Ex-tabelião e mulher são condenados pela morte de bancária em Feira de Santana
A Justiça da Bahia condenou o ex-tabelião de Feira de Santana, Éden Márcio Lima de Almeida, e Anna Carolina Lacerda Dantas pela morte da bancária Selma Regina Vieira Almeida, ocorrida em abril de 2019. Os dois receberam pena de cinco anos e quatro meses de reclusão, em regime semiaberto, pelo crime de lesão corporal seguida de morte.
A sentença foi proferida pelo juiz Ricardo José Vieira de Santana, da 5ª Vara de Violência Doméstica e Familiar contra a Mulher, e confirmada pelo Tribunal de Justiça da Bahia (TJ-BA) em abril de 2026. Posteriormente, o Conselho Nacional de Justiça (CNJ) também confirmou a perda definitiva da delegação do cartório de protesto onde Éden atuava em Feira de Santana.

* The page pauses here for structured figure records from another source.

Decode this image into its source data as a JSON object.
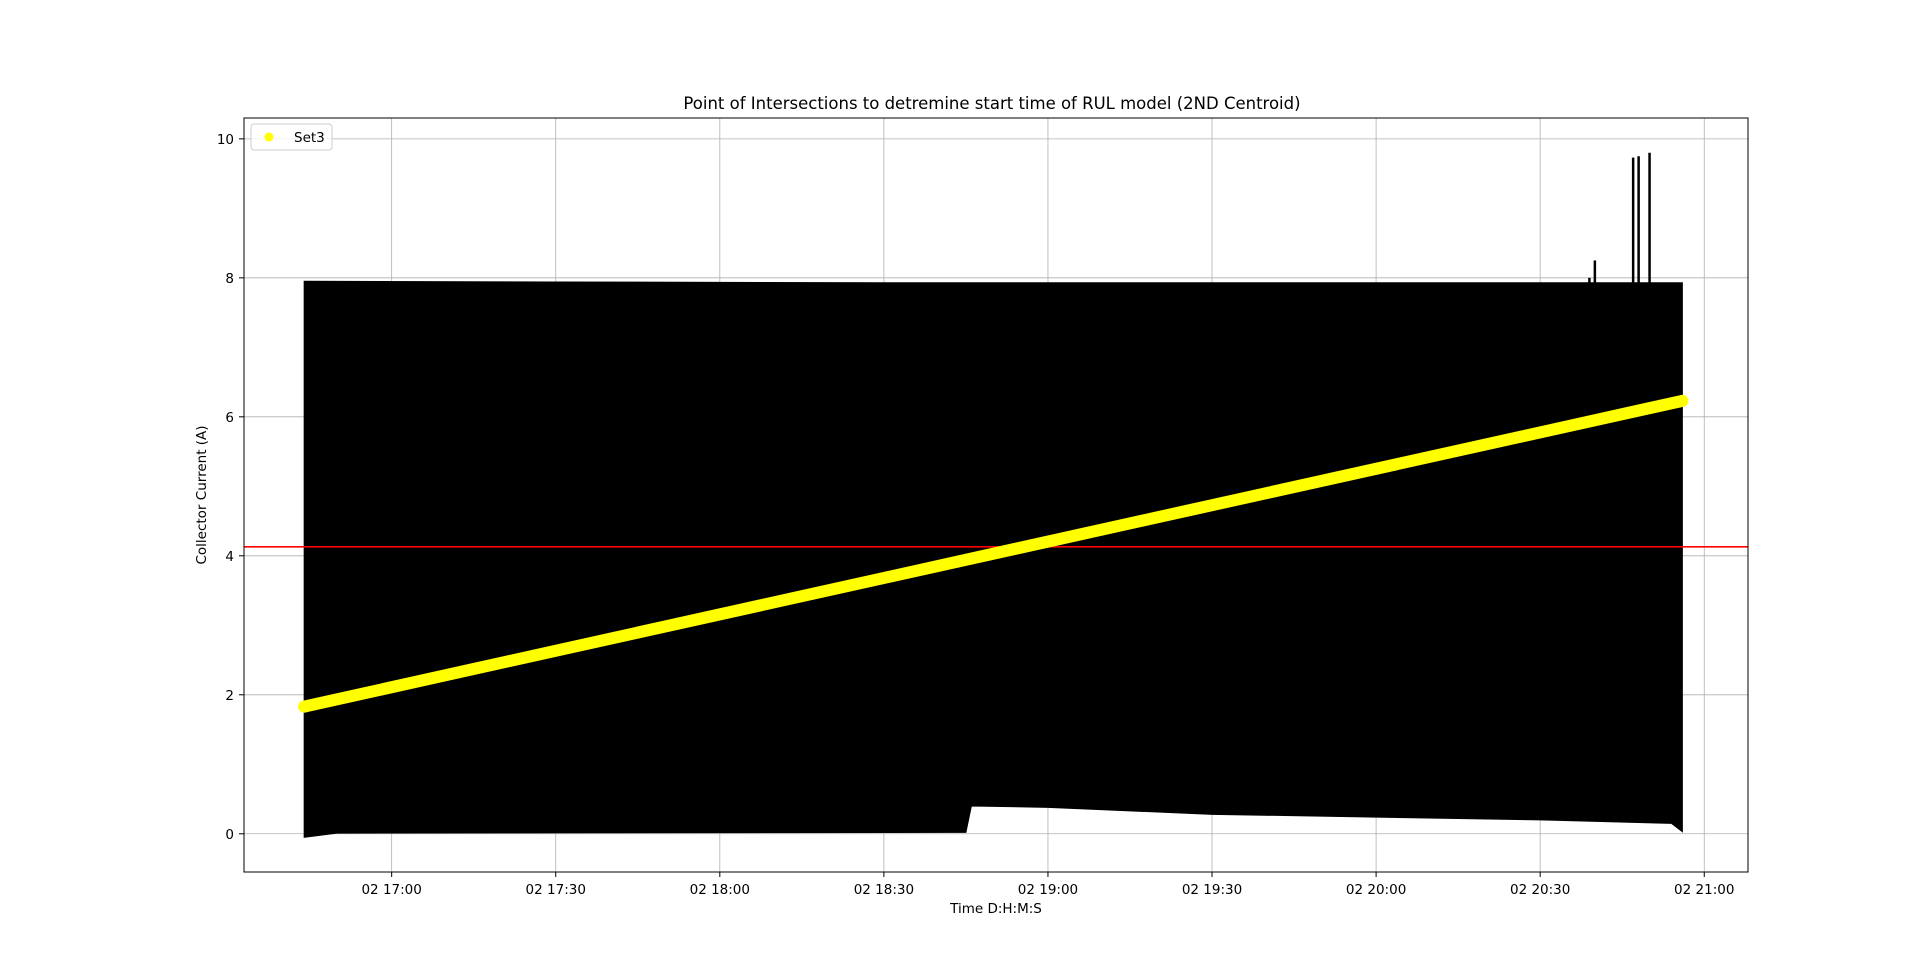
{
  "chart_data": {
    "type": "line",
    "title": "Point of Intersections to detremine start time of RUL model (2ND Centroid)",
    "xlabel": "Time D:H:M:S",
    "ylabel": "Collector Current (A)",
    "x_axis": {
      "min": "02 16:33",
      "max": "02 21:08",
      "ticks": [
        "02 17:00",
        "02 17:30",
        "02 18:00",
        "02 18:30",
        "02 19:00",
        "02 19:30",
        "02 20:00",
        "02 20:30",
        "02 21:00"
      ]
    },
    "y_axis": {
      "ylim": [
        -0.55,
        10.3
      ],
      "ticks": [
        "0",
        "2",
        "4",
        "6",
        "8",
        "10"
      ]
    },
    "grid": true,
    "legend": {
      "placement": "upper-left",
      "entries": [
        {
          "label": "Set3",
          "color": "#ffff00",
          "marker": "circle"
        }
      ]
    },
    "series": [
      {
        "name": "Set3",
        "color": "#ffff00",
        "style": "thick-line-of-markers",
        "points": [
          {
            "x": "02 16:44",
            "y": 1.83
          },
          {
            "x": "02 20:56",
            "y": 6.23
          }
        ]
      },
      {
        "color": "#000000",
        "style": "dense-oscillating-signal",
        "upper_envelope": [
          {
            "x": "02 16:44",
            "y": 7.95
          },
          {
            "x": "02 17:30",
            "y": 7.94
          },
          {
            "x": "02 18:30",
            "y": 7.93
          },
          {
            "x": "02 19:30",
            "y": 7.93
          },
          {
            "x": "02 20:30",
            "y": 7.93
          },
          {
            "x": "02 20:56",
            "y": 7.93
          }
        ],
        "lower_envelope": [
          {
            "x": "02 16:44",
            "y": -0.05
          },
          {
            "x": "02 16:50",
            "y": 0.01
          },
          {
            "x": "02 18:45",
            "y": 0.02
          },
          {
            "x": "02 18:46",
            "y": 0.4
          },
          {
            "x": "02 19:00",
            "y": 0.38
          },
          {
            "x": "02 19:30",
            "y": 0.28
          },
          {
            "x": "02 20:00",
            "y": 0.24
          },
          {
            "x": "02 20:30",
            "y": 0.2
          },
          {
            "x": "02 20:54",
            "y": 0.15
          },
          {
            "x": "02 20:56",
            "y": 0.03
          }
        ],
        "spikes": [
          {
            "x": "02 20:39",
            "y": 8.0
          },
          {
            "x": "02 20:40",
            "y": 8.25
          },
          {
            "x": "02 20:47",
            "y": 9.73
          },
          {
            "x": "02 20:48",
            "y": 9.75
          },
          {
            "x": "02 20:50",
            "y": 9.8
          }
        ]
      },
      {
        "color": "#ff0000",
        "style": "horizontal-threshold-line",
        "y": 4.13
      }
    ]
  }
}
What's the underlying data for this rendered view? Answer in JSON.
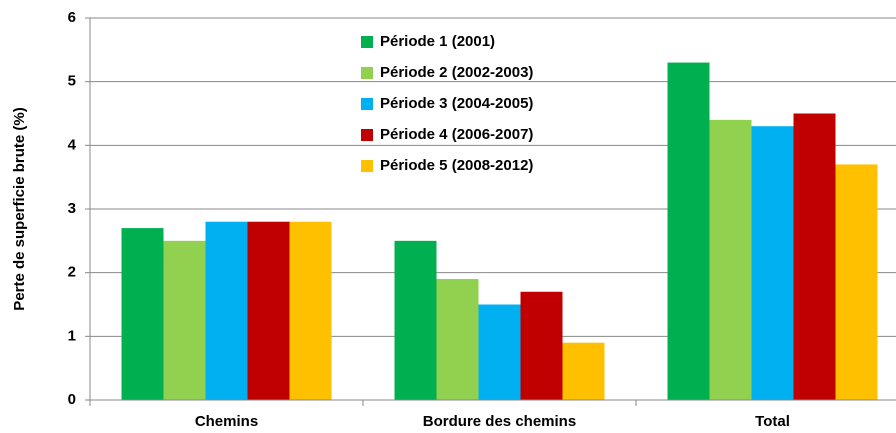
{
  "chart_data": {
    "type": "bar",
    "y_label": "Perte de superficie brute (%)",
    "categories": [
      "Chemins",
      "Bordure des chemins",
      "Total"
    ],
    "series": [
      {
        "name": "Période 1 (2001)",
        "color": "#00b050",
        "values": [
          2.7,
          2.5,
          5.3
        ]
      },
      {
        "name": "Période 2 (2002-2003)",
        "color": "#92d050",
        "values": [
          2.5,
          1.9,
          4.4
        ]
      },
      {
        "name": "Période 3 (2004-2005)",
        "color": "#00b0f0",
        "values": [
          2.8,
          1.5,
          4.3
        ]
      },
      {
        "name": "Période 4 (2006-2007)",
        "color": "#c00000",
        "values": [
          2.8,
          1.7,
          4.5
        ]
      },
      {
        "name": "Période 5 (2008-2012)",
        "color": "#ffc000",
        "values": [
          2.8,
          0.9,
          3.7
        ]
      }
    ],
    "ylim": [
      0,
      6
    ],
    "yticks": [
      0,
      1,
      2,
      3,
      4,
      5,
      6
    ],
    "grid": true,
    "legend": "top"
  }
}
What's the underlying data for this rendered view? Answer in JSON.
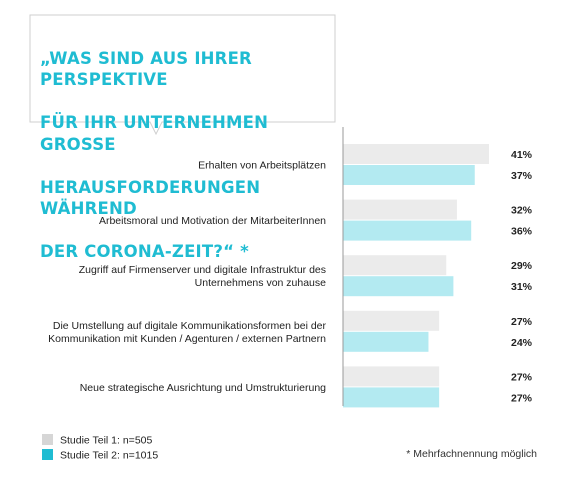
{
  "chart_data": {
    "type": "bar",
    "orientation": "horizontal",
    "title": "„WAS SIND AUS IHRER PERSPEKTIVE FÜR IHR UNTERNEHMEN GROSSE HERAUSFORDERUNGEN WÄHREND DER CORONA-ZEIT?“ *",
    "title_lines": [
      "„WAS SIND AUS IHRER PERSPEKTIVE",
      "FÜR IHR UNTERNEHMEN GROSSE",
      "HERAUSFORDERUNGEN WÄHREND",
      "DER CORONA-ZEIT?“ *"
    ],
    "categories": [
      [
        "Erhalten von Arbeitsplätzen"
      ],
      [
        "Arbeitsmoral und Motivation der MitarbeiterInnen"
      ],
      [
        "Zugriff auf Firmenserver und digitale Infrastruktur des",
        "Unternehmens von zuhause"
      ],
      [
        "Die Umstellung auf digitale Kommunikationsformen bei der",
        "Kommunikation mit Kunden / Agenturen / externen Partnern"
      ],
      [
        "Neue strategische Ausrichtung und Umstrukturierung"
      ]
    ],
    "series": [
      {
        "name": "Studie Teil 1: n=505",
        "color": "#ebebeb",
        "legend_color": "#d6d6d6",
        "values": [
          41,
          32,
          29,
          27,
          27
        ],
        "labels": [
          "41%",
          "32%",
          "29%",
          "27%",
          "27%"
        ]
      },
      {
        "name": "Studie Teil 2: n=1015",
        "color": "#b3eaf1",
        "legend_color": "#1fbcd2",
        "values": [
          37,
          36,
          31,
          24,
          27
        ],
        "labels": [
          "37%",
          "36%",
          "31%",
          "24%",
          "27%"
        ]
      }
    ],
    "footnote": "* Mehrfachnennung möglich",
    "accent_color": "#1fbcd2"
  }
}
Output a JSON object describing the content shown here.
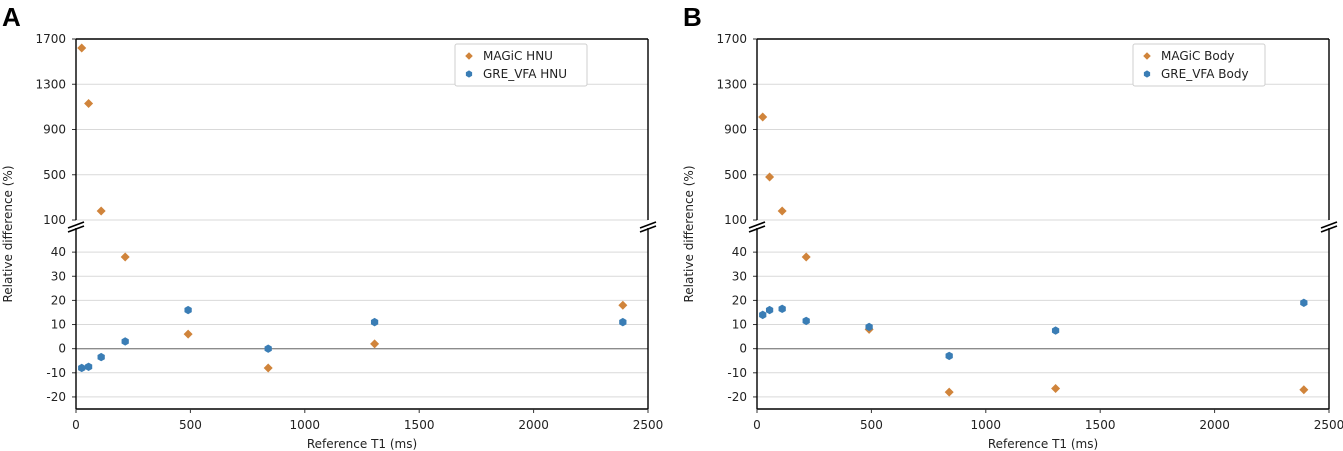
{
  "chart_data": [
    {
      "panel_label": "A",
      "type": "scatter",
      "xlabel": "Reference T1 (ms)",
      "ylabel": "Relative difference (%)",
      "xlim": [
        0,
        2500
      ],
      "x_ticks": [
        0,
        500,
        1000,
        1500,
        2000,
        2500
      ],
      "y_axis_break": true,
      "ylim_lower": [
        -25,
        50
      ],
      "y_ticks_lower": [
        -20,
        -10,
        0,
        10,
        20,
        30,
        40
      ],
      "ylim_upper": [
        100,
        1700
      ],
      "y_ticks_upper": [
        100,
        500,
        900,
        1300,
        1700
      ],
      "grid": "horizontal",
      "zero_line": true,
      "legend_position": "top-right",
      "series": [
        {
          "name": "MAGiC HNU",
          "color": "#D0843B",
          "marker": "diamond",
          "x": [
            25,
            55,
            110,
            215,
            490,
            840,
            1305,
            2390
          ],
          "y": [
            1620,
            1130,
            180,
            38,
            6,
            -8,
            2,
            18
          ]
        },
        {
          "name": "GRE_VFA HNU",
          "color": "#3A7DB5",
          "marker": "hexagon",
          "x": [
            25,
            55,
            110,
            215,
            490,
            840,
            1305,
            2390
          ],
          "y": [
            -8,
            -7.5,
            -3.5,
            3,
            16,
            0,
            11,
            11
          ]
        }
      ]
    },
    {
      "panel_label": "B",
      "type": "scatter",
      "xlabel": "Reference T1 (ms)",
      "ylabel": "Relative difference (%)",
      "xlim": [
        0,
        2500
      ],
      "x_ticks": [
        0,
        500,
        1000,
        1500,
        2000,
        2500
      ],
      "y_axis_break": true,
      "ylim_lower": [
        -25,
        50
      ],
      "y_ticks_lower": [
        -20,
        -10,
        0,
        10,
        20,
        30,
        40
      ],
      "ylim_upper": [
        100,
        1700
      ],
      "y_ticks_upper": [
        100,
        500,
        900,
        1300,
        1700
      ],
      "grid": "horizontal",
      "zero_line": true,
      "legend_position": "top-right",
      "series": [
        {
          "name": "MAGiC Body",
          "color": "#D0843B",
          "marker": "diamond",
          "x": [
            25,
            55,
            110,
            215,
            490,
            840,
            1305,
            2390
          ],
          "y": [
            1010,
            480,
            180,
            38,
            8,
            -18,
            -16.5,
            -17
          ]
        },
        {
          "name": "GRE_VFA Body",
          "color": "#3A7DB5",
          "marker": "hexagon",
          "x": [
            25,
            55,
            110,
            215,
            490,
            840,
            1305,
            2390
          ],
          "y": [
            14,
            16,
            16.5,
            11.5,
            9,
            -3,
            7.5,
            19
          ]
        }
      ]
    }
  ]
}
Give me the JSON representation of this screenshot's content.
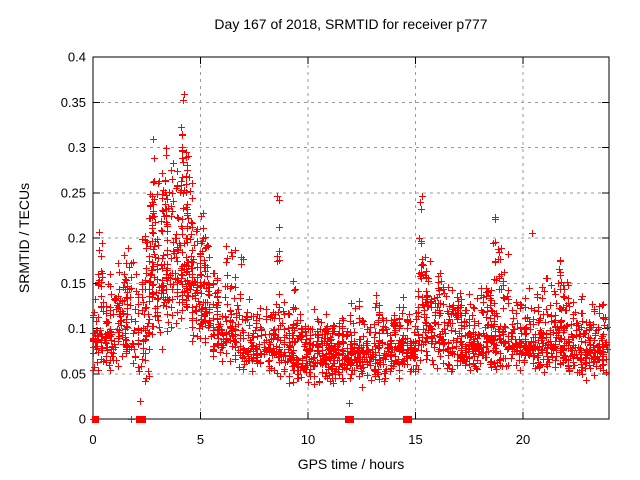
{
  "chart_data": {
    "type": "scatter",
    "title": "Day 167 of 2018, SRMTID for receiver p777",
    "xlabel": "GPS time / hours",
    "ylabel": "SRMTID / TECUs",
    "xlim": [
      0,
      24
    ],
    "ylim": [
      0,
      0.4
    ],
    "xticks": [
      0,
      5,
      10,
      15,
      20
    ],
    "yticks": [
      0,
      0.05,
      0.1,
      0.15,
      0.2,
      0.25,
      0.3,
      0.35,
      0.4
    ],
    "grid": true,
    "legend": "none",
    "marker": "plus",
    "marker_color": "#ff0000",
    "grid_color": "#9a9a9a",
    "axis_color": "#000000",
    "background": "#ffffff",
    "seed": 167,
    "bands": [
      {
        "x0": 0.0,
        "x1": 1.0,
        "n": 110,
        "ymin": 0.05,
        "ymode": 0.095,
        "ymax": 0.17
      },
      {
        "x0": 1.0,
        "x1": 2.1,
        "n": 95,
        "ymin": 0.055,
        "ymode": 0.1,
        "ymax": 0.19
      },
      {
        "x0": 2.1,
        "x1": 2.6,
        "n": 45,
        "ymin": 0.03,
        "ymode": 0.1,
        "ymax": 0.21
      },
      {
        "x0": 2.6,
        "x1": 3.2,
        "n": 70,
        "ymin": 0.07,
        "ymode": 0.15,
        "ymax": 0.28
      },
      {
        "x0": 3.2,
        "x1": 3.9,
        "n": 85,
        "ymin": 0.09,
        "ymode": 0.16,
        "ymax": 0.3
      },
      {
        "x0": 3.9,
        "x1": 4.6,
        "n": 100,
        "ymin": 0.1,
        "ymode": 0.17,
        "ymax": 0.33
      },
      {
        "x0": 4.6,
        "x1": 5.4,
        "n": 100,
        "ymin": 0.08,
        "ymode": 0.14,
        "ymax": 0.26
      },
      {
        "x0": 5.4,
        "x1": 6.6,
        "n": 110,
        "ymin": 0.06,
        "ymode": 0.1,
        "ymax": 0.2
      },
      {
        "x0": 6.6,
        "x1": 8.4,
        "n": 140,
        "ymin": 0.05,
        "ymode": 0.08,
        "ymax": 0.145
      },
      {
        "x0": 8.4,
        "x1": 9.1,
        "n": 55,
        "ymin": 0.045,
        "ymode": 0.075,
        "ymax": 0.14
      },
      {
        "x0": 9.1,
        "x1": 11.6,
        "n": 260,
        "ymin": 0.035,
        "ymode": 0.075,
        "ymax": 0.125
      },
      {
        "x0": 11.6,
        "x1": 13.1,
        "n": 150,
        "ymin": 0.04,
        "ymode": 0.075,
        "ymax": 0.135
      },
      {
        "x0": 13.1,
        "x1": 14.6,
        "n": 150,
        "ymin": 0.04,
        "ymode": 0.08,
        "ymax": 0.145
      },
      {
        "x0": 14.6,
        "x1": 15.1,
        "n": 45,
        "ymin": 0.05,
        "ymode": 0.08,
        "ymax": 0.13
      },
      {
        "x0": 15.1,
        "x1": 15.7,
        "n": 65,
        "ymin": 0.05,
        "ymode": 0.1,
        "ymax": 0.21
      },
      {
        "x0": 15.7,
        "x1": 17.1,
        "n": 130,
        "ymin": 0.05,
        "ymode": 0.09,
        "ymax": 0.165
      },
      {
        "x0": 17.1,
        "x1": 18.3,
        "n": 115,
        "ymin": 0.05,
        "ymode": 0.085,
        "ymax": 0.15
      },
      {
        "x0": 18.3,
        "x1": 19.3,
        "n": 105,
        "ymin": 0.05,
        "ymode": 0.095,
        "ymax": 0.185
      },
      {
        "x0": 19.3,
        "x1": 20.7,
        "n": 125,
        "ymin": 0.05,
        "ymode": 0.085,
        "ymax": 0.15
      },
      {
        "x0": 20.7,
        "x1": 22.1,
        "n": 145,
        "ymin": 0.05,
        "ymode": 0.09,
        "ymax": 0.165
      },
      {
        "x0": 22.1,
        "x1": 23.9,
        "n": 180,
        "ymin": 0.04,
        "ymode": 0.082,
        "ymax": 0.14
      }
    ],
    "streaks": [
      {
        "x": 0.35,
        "n": 8,
        "ymin": 0.15,
        "ymax": 0.21
      },
      {
        "x": 1.6,
        "n": 6,
        "ymin": 0.13,
        "ymax": 0.2
      },
      {
        "x": 2.35,
        "n": 7,
        "ymin": 0.12,
        "ymax": 0.21
      },
      {
        "x": 2.65,
        "n": 10,
        "ymin": 0.15,
        "ymax": 0.27
      },
      {
        "x": 2.85,
        "n": 12,
        "ymin": 0.16,
        "ymax": 0.31
      },
      {
        "x": 3.35,
        "n": 8,
        "ymin": 0.2,
        "ymax": 0.3
      },
      {
        "x": 4.15,
        "n": 10,
        "ymin": 0.25,
        "ymax": 0.363
      },
      {
        "x": 4.35,
        "n": 8,
        "ymin": 0.2,
        "ymax": 0.3
      },
      {
        "x": 5.05,
        "n": 6,
        "ymin": 0.18,
        "ymax": 0.26
      },
      {
        "x": 6.9,
        "n": 5,
        "ymin": 0.13,
        "ymax": 0.19
      },
      {
        "x": 8.6,
        "n": 7,
        "ymin": 0.17,
        "ymax": 0.25
      },
      {
        "x": 9.35,
        "n": 5,
        "ymin": 0.12,
        "ymax": 0.155
      },
      {
        "x": 15.25,
        "n": 9,
        "ymin": 0.15,
        "ymax": 0.248
      },
      {
        "x": 16.1,
        "n": 5,
        "ymin": 0.13,
        "ymax": 0.19
      },
      {
        "x": 18.65,
        "n": 8,
        "ymin": 0.15,
        "ymax": 0.225
      },
      {
        "x": 18.9,
        "n": 6,
        "ymin": 0.14,
        "ymax": 0.2
      },
      {
        "x": 21.7,
        "n": 6,
        "ymin": 0.13,
        "ymax": 0.187
      }
    ],
    "outliers": [
      [
        0.0,
        0.0
      ],
      [
        2.2,
        0.02
      ],
      [
        11.9,
        0.018
      ],
      [
        12.5,
        0.035
      ],
      [
        20.4,
        0.205
      ]
    ],
    "zero_squares": [
      0.08,
      2.15,
      2.3,
      11.85,
      11.95,
      14.55,
      14.65
    ],
    "zero_plusses": [
      1.75
    ]
  }
}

De acordo com a decisão, na noite de 14 de abril de 2019, os três retornavam de uma festa em Salvador quando uma discussão teria evoluído para agressões contra Selma. Ainda segundo os autos, a bancária deixou o imóvel dirigindo, procurou ajuda em um posto de combustíveis, foi atendida pelo Samu e encaminhada a uma unidade hospitalar, mas morreu três dias depois.
O laudo necroscópico apontou que a causa da morte foi uma hemorragia intracraniana decorrente de traumatismo cranioencefálico, além de diversas lesões pelo corpo. O magistrado destacou que a perícia descartou as hipóteses apresentadas pela defesa de morte por causas naturais ou exclusivamente pelo uso de drogas.
Durante o processo, uma prima da vítima afirmou que Selma já havia relatado episódios de violência no relacionamento e que familiares frequentemente percebiam hematomas em seu corpo. Já os dois condenados negaram as acusações e sustentaram que a vítima teria contribuído para os acontecimentos, relacionando o caso ao consumo de substâncias entorpecentes.
Além da pena criminal, a Justiça determinou o afastamento definitivo de Éden do cartório. Na sentença, o juiz ressaltou que a condenação por crime cometido no contexto de violência doméstica compromete a permanência na função pública, decisão posteriormente ratificada pelo CNJ.